Recently, a massive supply of the chain cyber attack against the Asus users has taken place. Following an investigation on the same hack, the popular Russian security firm, Kaspersky did not release the complete list of the compromised MAC user addresses that the hackers had hardcoded into their malware aiming to surgically target a specific pool of the users. Instead, Kaspersky has released a dedicated offline tool and has launched an online web page where the ASUS PC users can search for their MAC addresses in order to check if they were in the hit list. Although, many people believes that this is the most inconvenient way used by the large enterprises to know if their addresses have been compromised in the hack.
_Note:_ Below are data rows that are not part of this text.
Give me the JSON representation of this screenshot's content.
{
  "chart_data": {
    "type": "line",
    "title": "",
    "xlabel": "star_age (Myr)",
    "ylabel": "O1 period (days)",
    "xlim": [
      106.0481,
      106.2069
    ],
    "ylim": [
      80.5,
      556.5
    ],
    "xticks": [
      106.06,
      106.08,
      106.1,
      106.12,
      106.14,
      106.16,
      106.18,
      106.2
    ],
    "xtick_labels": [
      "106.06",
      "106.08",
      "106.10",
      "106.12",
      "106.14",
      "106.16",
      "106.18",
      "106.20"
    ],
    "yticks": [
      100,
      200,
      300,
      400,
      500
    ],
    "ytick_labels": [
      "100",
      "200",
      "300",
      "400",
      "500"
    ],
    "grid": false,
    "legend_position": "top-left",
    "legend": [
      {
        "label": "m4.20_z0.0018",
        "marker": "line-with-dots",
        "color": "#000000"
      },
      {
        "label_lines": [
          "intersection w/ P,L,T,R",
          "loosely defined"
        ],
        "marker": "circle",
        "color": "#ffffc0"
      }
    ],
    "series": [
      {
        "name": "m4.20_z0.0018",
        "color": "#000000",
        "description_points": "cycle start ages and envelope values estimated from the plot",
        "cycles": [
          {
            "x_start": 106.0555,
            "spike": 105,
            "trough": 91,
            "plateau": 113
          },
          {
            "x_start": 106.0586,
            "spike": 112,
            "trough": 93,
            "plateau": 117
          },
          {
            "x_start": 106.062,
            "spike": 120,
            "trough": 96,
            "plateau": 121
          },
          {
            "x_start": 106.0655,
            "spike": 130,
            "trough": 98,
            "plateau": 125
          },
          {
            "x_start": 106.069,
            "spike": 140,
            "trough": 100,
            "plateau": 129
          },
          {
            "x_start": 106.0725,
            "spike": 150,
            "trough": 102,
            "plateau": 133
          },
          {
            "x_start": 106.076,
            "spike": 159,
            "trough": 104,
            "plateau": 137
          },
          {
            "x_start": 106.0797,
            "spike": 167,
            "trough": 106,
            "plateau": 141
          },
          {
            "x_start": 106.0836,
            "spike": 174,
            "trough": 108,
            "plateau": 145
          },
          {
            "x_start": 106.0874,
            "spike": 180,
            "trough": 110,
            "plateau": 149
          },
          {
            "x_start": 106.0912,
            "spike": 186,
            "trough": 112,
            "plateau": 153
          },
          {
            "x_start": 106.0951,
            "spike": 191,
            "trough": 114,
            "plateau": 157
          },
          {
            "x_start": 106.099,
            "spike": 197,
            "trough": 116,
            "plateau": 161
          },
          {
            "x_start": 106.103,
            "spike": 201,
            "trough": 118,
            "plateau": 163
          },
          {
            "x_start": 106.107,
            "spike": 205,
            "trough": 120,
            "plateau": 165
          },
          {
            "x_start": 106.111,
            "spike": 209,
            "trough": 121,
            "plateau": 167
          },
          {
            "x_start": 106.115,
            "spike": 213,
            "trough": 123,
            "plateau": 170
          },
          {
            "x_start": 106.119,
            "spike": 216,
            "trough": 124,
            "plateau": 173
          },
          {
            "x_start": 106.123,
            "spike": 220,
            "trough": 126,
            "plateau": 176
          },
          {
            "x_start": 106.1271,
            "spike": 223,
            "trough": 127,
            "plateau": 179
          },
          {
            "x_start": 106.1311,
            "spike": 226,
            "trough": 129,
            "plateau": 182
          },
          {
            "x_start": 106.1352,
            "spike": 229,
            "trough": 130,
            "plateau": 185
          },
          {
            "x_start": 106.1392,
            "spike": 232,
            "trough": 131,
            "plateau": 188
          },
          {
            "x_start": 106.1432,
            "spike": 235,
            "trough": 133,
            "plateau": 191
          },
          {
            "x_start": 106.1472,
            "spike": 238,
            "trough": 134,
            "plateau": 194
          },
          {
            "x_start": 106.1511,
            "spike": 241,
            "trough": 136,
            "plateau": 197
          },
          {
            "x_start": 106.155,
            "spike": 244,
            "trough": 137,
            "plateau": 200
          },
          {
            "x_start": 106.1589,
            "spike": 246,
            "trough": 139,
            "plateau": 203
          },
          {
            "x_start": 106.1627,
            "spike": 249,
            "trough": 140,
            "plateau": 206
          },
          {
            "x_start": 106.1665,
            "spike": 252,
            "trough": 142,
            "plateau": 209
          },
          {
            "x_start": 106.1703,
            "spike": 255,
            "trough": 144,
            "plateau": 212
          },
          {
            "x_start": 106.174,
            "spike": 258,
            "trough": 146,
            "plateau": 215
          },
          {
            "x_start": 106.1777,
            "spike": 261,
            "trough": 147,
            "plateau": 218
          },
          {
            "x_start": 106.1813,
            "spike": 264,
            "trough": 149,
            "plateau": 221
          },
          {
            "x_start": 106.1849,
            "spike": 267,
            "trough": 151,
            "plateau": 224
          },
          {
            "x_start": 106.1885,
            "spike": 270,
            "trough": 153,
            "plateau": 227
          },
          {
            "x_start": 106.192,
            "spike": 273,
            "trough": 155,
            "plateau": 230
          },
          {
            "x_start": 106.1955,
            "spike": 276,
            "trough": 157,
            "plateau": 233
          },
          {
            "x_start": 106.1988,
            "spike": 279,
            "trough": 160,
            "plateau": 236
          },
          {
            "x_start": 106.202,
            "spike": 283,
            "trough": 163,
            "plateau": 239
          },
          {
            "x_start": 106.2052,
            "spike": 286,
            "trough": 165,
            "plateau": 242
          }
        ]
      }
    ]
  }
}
To solve the inconvenience and to aid the other cybersecurity experts to continue their search for the related hacking campaigns like the ASUS hack, the CTO of Australian security firm named by Skylight has provided the complete list of the approximately 583 compromised MAC addresses that was targeted in the Asus breach. The Skylight researchers recovered the list of the targeted MAC addresses with the help of the offline tool released by Kaspersky that contains a complete list of 619 MAC addresses within the protected but executable salted hash algorithm. They have implemented a powerful Amazon server and a modified version of the HashCat password cracking tool to find out the 583 compromised MAC addresses in below 60 minutes.
All of the issues are due to the Asus hack operation that was named as ShadowHammer that has compromised the systems of 57,000 users that were infected with the backdoor version of ASUS LIVE update of the software. Initially, the breach was not informed to the ASUS team while they received the information about the chain cyber attacks on 31st of January, 2019.